The story begins in Tehran 1958 and Nasser Ali Khan, a famous musician is looking for a new tar as his is broken. Broken by his wife. 

(In case you don’t know - and I didn’t - a tar is an instrument belonging to the lute family of string intruments. Check out Persian musician Abouata Mode playing a tar solo.)

Try as he might, Nasser Ali can't find a replacement with the right sound for him. Finally he buys one but only because it is the very best, he is told. He takes it home and tries to play but is dismayed. It seems the joy and talent he had for playing has left him.

He takes to his bed for seven days, depressed and full of despair. During his week of loneliness, we learn many things about Nasser Ali. His embittered marriage, the person who broke his tar and the love of his life who he could not marry. He has spiritual hallucinations where amongst others, Sophia Loren and the Angel of Death appear. We discover that after not eating for the first two days, he yearns for his mother's speciality Chicken with Plums.

I really enjoy reading Satrapi's work. Every panel is a lesson in how the simplicity of tools, a pen and paper, can create such magic. She uses different types of marks to create a variety of textures, the curling of cigarette smoke, the lines in someone’s hair. She often uses a thin white line as a highlight or to define a border or outline a speech bubble.

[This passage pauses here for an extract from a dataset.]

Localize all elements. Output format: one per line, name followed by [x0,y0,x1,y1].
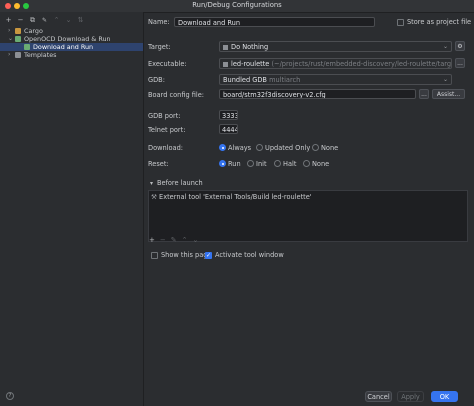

Nasser Ali finally dies on the eighth day. But the broken tar remains as a symbol of his deep unhappiness and the loss of his art and music. Chicken With Plums is a slim novel compared to Ducks and This One Summer but Satrapi tells an intense story of lost hope, lost love and a broken heart. It’s a story of how music and art nourish our souls.

 

Making Comics by Lynda Barry

Published 2019

There are a few instances around this website where I mention Lynda Barry. You can start making your own Daily Diary by following the instructions here or try this writing exercise inspired by her writing prompts.

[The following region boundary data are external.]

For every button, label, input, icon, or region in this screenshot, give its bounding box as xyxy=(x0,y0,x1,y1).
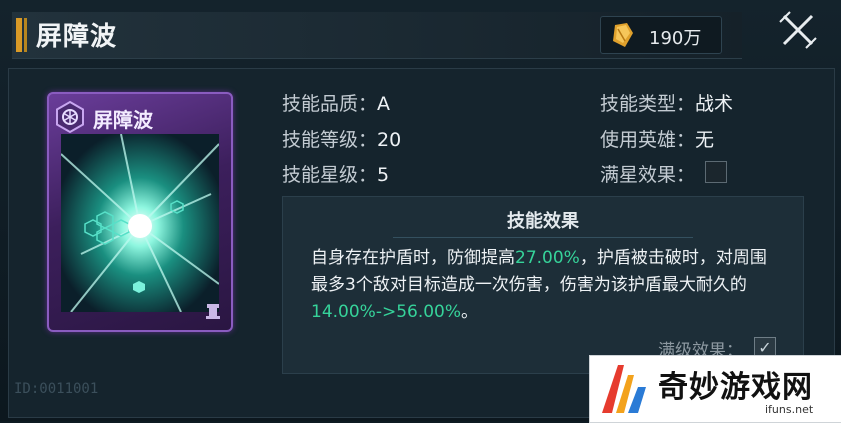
attr-star-label: 技能星级： xyxy=(282,164,378,186)
skill-type-icon xyxy=(56,100,84,134)
currency-value: 190万 xyxy=(649,28,702,49)
attr-quality: 技能品质：A xyxy=(282,89,390,116)
effect-title: 技能效果 xyxy=(507,211,579,232)
attr-level-value: 20 xyxy=(377,129,402,151)
skill-card[interactable]: 屏障波 xyxy=(47,92,233,332)
attr-hero: 使用英雄：无 xyxy=(600,125,714,152)
watermark: 奇妙游戏网 ifuns.net xyxy=(589,355,841,423)
attr-type: 技能类型：战术 xyxy=(600,89,733,116)
card-name: 屏障波 xyxy=(93,108,153,132)
attr-level: 技能等级：20 xyxy=(282,125,401,152)
attr-level-label: 技能等级： xyxy=(282,129,378,151)
attr-star: 技能星级：5 xyxy=(282,160,389,187)
close-button[interactable] xyxy=(776,8,820,52)
effect-divider xyxy=(393,237,693,238)
barrier-wave-art xyxy=(61,134,219,312)
effect-defense-value: 27.00% xyxy=(515,248,580,268)
attr-fullstar-label: 满星效果： xyxy=(600,164,696,186)
page-title: 屏障波 xyxy=(36,22,118,52)
attr-quality-value: A xyxy=(377,93,391,115)
crystal-icon xyxy=(613,23,633,47)
currency-display[interactable]: 190万 xyxy=(600,16,722,54)
effect-damage-value: 14.00%->56.00% xyxy=(311,302,462,322)
watermark-url: ifuns.net xyxy=(765,403,814,416)
title-accent-secondary xyxy=(24,18,27,52)
attr-type-value: 战术 xyxy=(695,93,734,115)
skill-detail-screen: 屏障波 190万 屏障波 技能品质：A 技能等级：20 技能星级：5 技能类型：… xyxy=(0,0,841,423)
uid-text: ID:0011001 xyxy=(14,381,99,397)
effect-text-part3: 。 xyxy=(461,302,479,322)
attr-type-label: 技能类型： xyxy=(600,93,696,115)
fullstar-checkbox[interactable] xyxy=(705,161,727,183)
attr-hero-label: 使用英雄： xyxy=(600,129,696,151)
header: 屏障波 190万 xyxy=(0,0,841,66)
rook-icon xyxy=(206,304,220,319)
close-icon xyxy=(779,11,817,49)
effect-description: 自身存在护盾时，防御提高27.00%，护盾被击破时，对周围最多3个敌对目标造成一… xyxy=(311,245,781,326)
effect-text-part1: 自身存在护盾时，防御提高 xyxy=(311,248,515,268)
title-accent xyxy=(16,18,22,52)
attr-quality-label: 技能品质： xyxy=(282,93,378,115)
site-logo-icon xyxy=(602,365,646,413)
attr-star-value: 5 xyxy=(377,164,390,186)
attr-hero-value: 无 xyxy=(695,129,715,151)
watermark-name: 奇妙游戏网 xyxy=(658,370,813,405)
attr-fullstar: 满星效果： xyxy=(600,160,695,187)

Cut to 2020. There was a lot going on. Or not. We found ourselves in lockdown, sometimes more than once, often with more time on our hands than we’d ever had before, thanks to no commuting or going out or seeing family or travelling for business. I don't really need to explain that to you here.

So it was during this time of uncertainty, I came across Barry's newest book called Making Comics. I thought I might give it a go. I was looking for something different to try.

Needless to say, I never did write a comic but I did love reading this book. In between the inspiring exercises for writing and drawing your own panels, there are short personal tales and thoughtful ruminations on drawing. Barry’s particular line of thought is how drawing can act as a processing filter for any of lifes experiences.

Barry isn't interested in the skill of drawing in the traditional sense of western classical art. She is interested in why most of us tend to stop drawing entirely in our preteens. She wants us to connect again with that wild, untamed self that created stories on a page without worrying about how it looked.

In this book you’ll find exercises on drawing monsters, drawing with your eyes closed and drawing with two hands at once. This is about freedom to express yourself without the tyranny of criticism. Maybe we should all be making comics now.